Red Hat claims to have changed the software industry. Has it?

Michael Chen, Red Hat's new vice president of Corporate Marketing, makes a bold statement on the Red Hat News blog today: "The way we do business has changed the software industry." I read those words and started thinking through their validity, reflecting on Red Hat's selection - four years running - as the #1 IT vendor for CIO value.

Looking around, it's not the case that the world has made a dramatic shift to open source. But we are seeing a subtle but significant shift away from proprietary models toward service-based models, whether open source or SaaS (where the underlying code remains proprietary). We are seeing an emphasis on transparency and openness that didn't exist five years ago.

Perhaps Red Hat has changed the software industry for the better. Chen writes:

So, our secret is no secret: Our software does what we say it will do, and as a company we do what we say we will do. Customers like that....

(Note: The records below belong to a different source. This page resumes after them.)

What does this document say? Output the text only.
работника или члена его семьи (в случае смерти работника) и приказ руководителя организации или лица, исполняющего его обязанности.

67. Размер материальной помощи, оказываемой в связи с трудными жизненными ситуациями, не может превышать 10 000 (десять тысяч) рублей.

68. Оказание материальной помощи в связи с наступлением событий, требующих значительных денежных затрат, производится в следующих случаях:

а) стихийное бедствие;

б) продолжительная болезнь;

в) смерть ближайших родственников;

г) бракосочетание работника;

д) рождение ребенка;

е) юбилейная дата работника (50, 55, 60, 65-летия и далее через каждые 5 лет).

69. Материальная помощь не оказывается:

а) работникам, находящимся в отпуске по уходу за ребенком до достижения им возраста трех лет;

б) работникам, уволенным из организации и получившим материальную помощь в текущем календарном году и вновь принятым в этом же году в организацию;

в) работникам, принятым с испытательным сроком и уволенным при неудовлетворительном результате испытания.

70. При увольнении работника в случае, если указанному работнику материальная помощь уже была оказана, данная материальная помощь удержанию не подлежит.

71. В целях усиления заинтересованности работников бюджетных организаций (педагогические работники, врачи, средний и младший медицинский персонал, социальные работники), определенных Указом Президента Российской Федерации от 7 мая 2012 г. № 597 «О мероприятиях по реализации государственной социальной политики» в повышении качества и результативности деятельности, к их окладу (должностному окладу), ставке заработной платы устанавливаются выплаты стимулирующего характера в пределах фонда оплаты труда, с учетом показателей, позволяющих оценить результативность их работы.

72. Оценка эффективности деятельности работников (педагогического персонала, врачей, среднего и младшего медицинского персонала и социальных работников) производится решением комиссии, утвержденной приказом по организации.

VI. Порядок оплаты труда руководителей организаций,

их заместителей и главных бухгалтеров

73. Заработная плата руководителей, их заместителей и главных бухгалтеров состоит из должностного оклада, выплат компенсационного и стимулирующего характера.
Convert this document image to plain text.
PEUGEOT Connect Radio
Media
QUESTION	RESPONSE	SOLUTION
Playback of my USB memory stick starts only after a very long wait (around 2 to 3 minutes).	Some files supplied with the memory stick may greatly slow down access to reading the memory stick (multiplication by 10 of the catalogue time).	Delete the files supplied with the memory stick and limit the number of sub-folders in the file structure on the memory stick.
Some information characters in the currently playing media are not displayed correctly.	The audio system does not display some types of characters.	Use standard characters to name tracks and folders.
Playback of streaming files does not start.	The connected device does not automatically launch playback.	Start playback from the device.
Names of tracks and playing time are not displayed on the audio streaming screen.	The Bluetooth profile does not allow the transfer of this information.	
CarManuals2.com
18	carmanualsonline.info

What sets us apart from our large competitors is the fact that we actually are what we seem to be, a company that brings a totally new way to develop, deploy and use software in the new century.

I think there's a great deal of truth to what Chen writes. It's fascinating to note, however, how few "open-source companies" have followed in Red Hat's shoes and given all of their software away as open source. I'm not talking about things like Red Hat Network which I would argue is a service that complements a core product. I'm wondering why so few have followed the most successful open-source company into the trenches and released all core product software - the software that customers run their own operations with - as open source.

Yes, Red Hat's market is different. An operating system arguably lends itself to the "distribution" model of open source better than it would most open-source projects. In other words, it may be easier to give away software when you're reasonably sure that having a certified binary is useful to customers.

But I'm not buying that argument. Not fully, anyway. My own company, Alfresco, releases 100% of its software under OSI-approved licenses (GPLv2) and has had dramatic growth every quarter. We're ahead of schedule to quadruple sales in 2007 over our excellent 2006 numbers. All while giving away the "crown jewels" for an enterprise application.

It turns out that there are far more benefits to maximizing abundance than there are downsides. Could we convert a few more leads if we forced customers to pay to get "the real value" in proprietary extensions. Maybe. But we also save sales and marketing costs associated with convincing customers of the value of such extensions by letting them try the software on their own terms, in their own time.

I'm not arguing that one model is better than the other (though I do believe that it's a better model for customers). I'm just wondering why the open-source world hasn't been more quick to follow Red Hat's lead with its model. We all seem to pick up on the need for a "network" offering, among other things. But opening up all the source code? That one seems to get lost in translation.